Russian officials have not disguised their reluctance to accept what they view as an unfair division of profits within the Sakhalin-2 deal. “For Russia, the efficiency of the Sakhalin-2 project has been going down, thus [we are] questioning the need to continue using production-sharing agreements,” said Viktor Orlov, head of the Federation Council’s committee on natural resources and environmental protection.
Moscow was particularly upset by Shell’s move to double the cost estimates for Sakhalin-2 from $10.3 billion to $19.9 billion. Cost overruns cut Russia’s share of profits, Orlov argued. “In 2005 expenses totaled $4.055 billion as compared with the original estimate of $2.514 billion,” he said. Orlov also accused Sakhalin Energy of slow work, inflated costs, and failure to employ enough Russian nationals (RIA-Novosti, October 20).

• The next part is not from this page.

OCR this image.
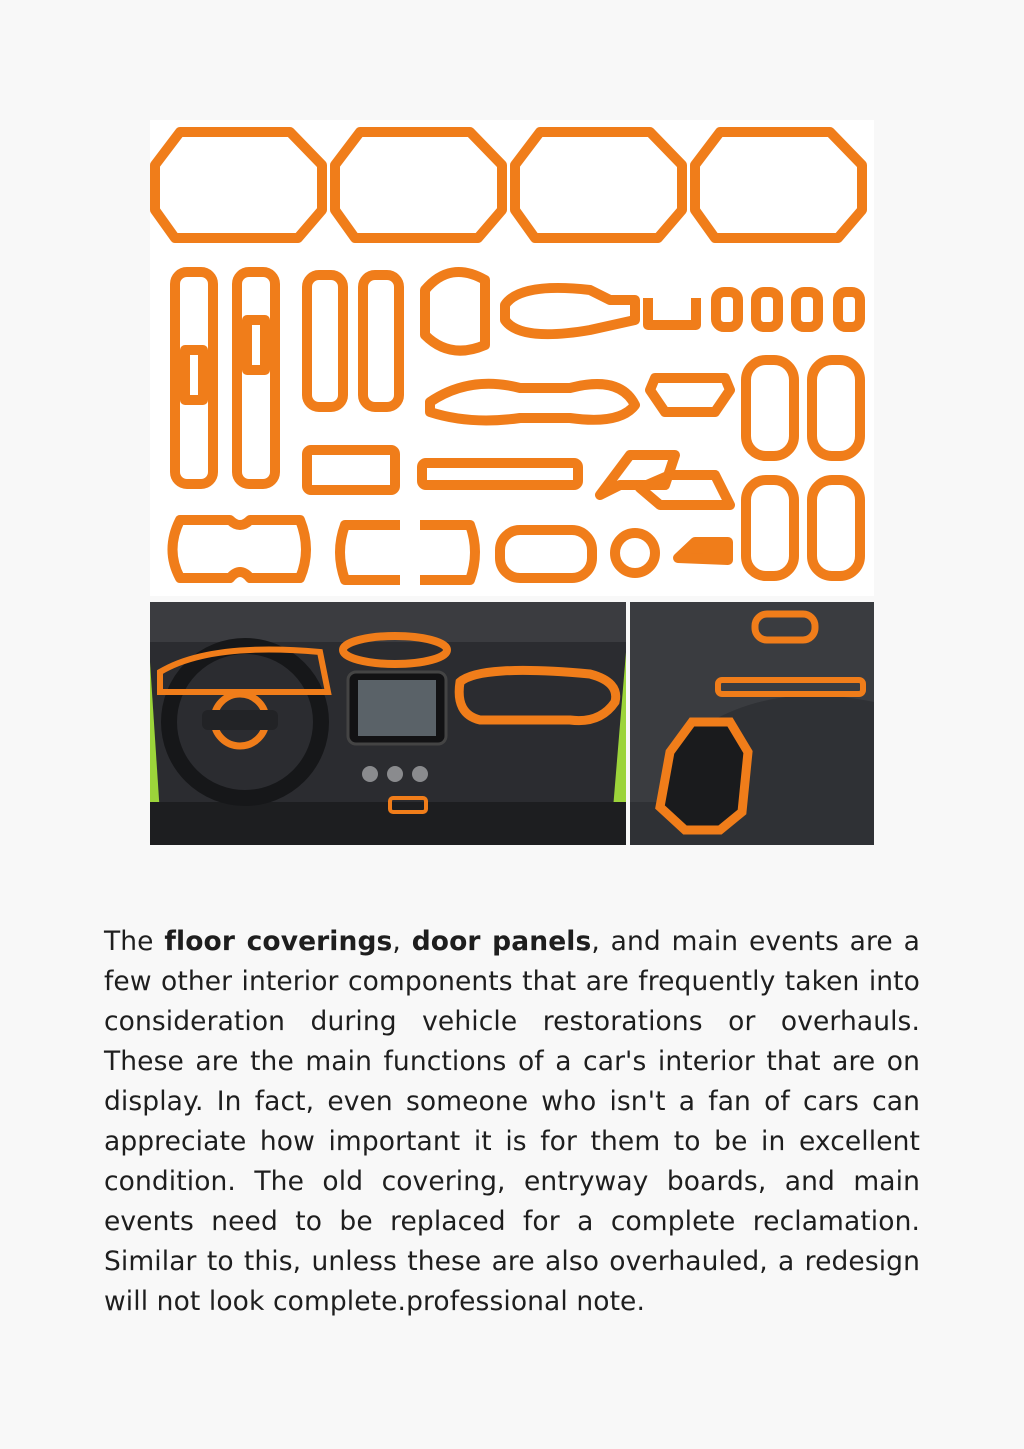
The floor coverings, door panels, and main events are a few other interior components that are frequently taken into consideration during vehicle restorations or overhauls. These are the main functions of a car's interior that are on display. In fact, even someone who isn't a fan of cars can appreciate how important it is for them to be in excellent condition. The old covering, entryway boards, and main events need to be replaced for a complete reclamation. Similar to this, unless these are also overhauled, a redesign will not look complete.professional note.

However, government officials have been sending mixed messages regarding Sakhalin-2. For example, on October 17 Industry and Energy Minister Viktor Khristenko said that the PSA could only be revoked or changed if both sides agreed.
There is no logic in shutting down the project, because Russia would have to compensate Sakhalin Energy for all losses resulting from a stoppage, said Andrei Dementyev, deputy industry and energy minister. However, he claimed that the economic terms of the Sakhalin-2 agreement are “the worst of the three PSAs,” Dementyev also said the state-controlled overseas oil projects operator Zarubezhneft would be invited to conduct an independent audit of the rising Sakhalin-2 cost estimates by early December (RIA-Novosti, October 20).
Russian media outlets commented that economics were behind the regulatory assault on Sakhalin-2. Environmental probes into Sakhalin-2 operations were caused by a desire by the Russian authorities to influence the project without being involved in international arbitration, Kommersant daily commented. Russian officials, including Trutnev, have conceded that such arbitration would be very costly for Russia (Kommersant, October 21).
Russia’s Environmental watchdog Rosprirodnadzor has launched a two-pronged attack, using regulatory pressure and unfavorable publicity to put pressure on the PSA projects. Rosprirodnadzor’s Mitvol led a team of environmentalists and journalists to Sakhalin in late September.
Mitvol’s activism quickly backfired, when an apparent link between the agency and the project was revealed. On October 18 Russia’s organized crime police seized documents, including airplane tickets and hotel bills, related to a recent trip by Rosprirodnadzor officials to the Sakhalin-2 project. However, it remains unclear whether the police raid came as a fallout of Mitvol’s criticism of the Sakhalin-2 or Russian energy majors.
Therefore, the environmental probe into Sakhalin-2 has been seen as a strategy aimed to press investors into re-negotiating terms of the original deal. Meanwhile, the subsequent police investigation of Rosprirodnadzor appeared to come as an indication of the government’s indecision on how to deal with the PSAs. It remains to be seen whether the forces advocating a tougher or a softer line regarding the PSAs will win out.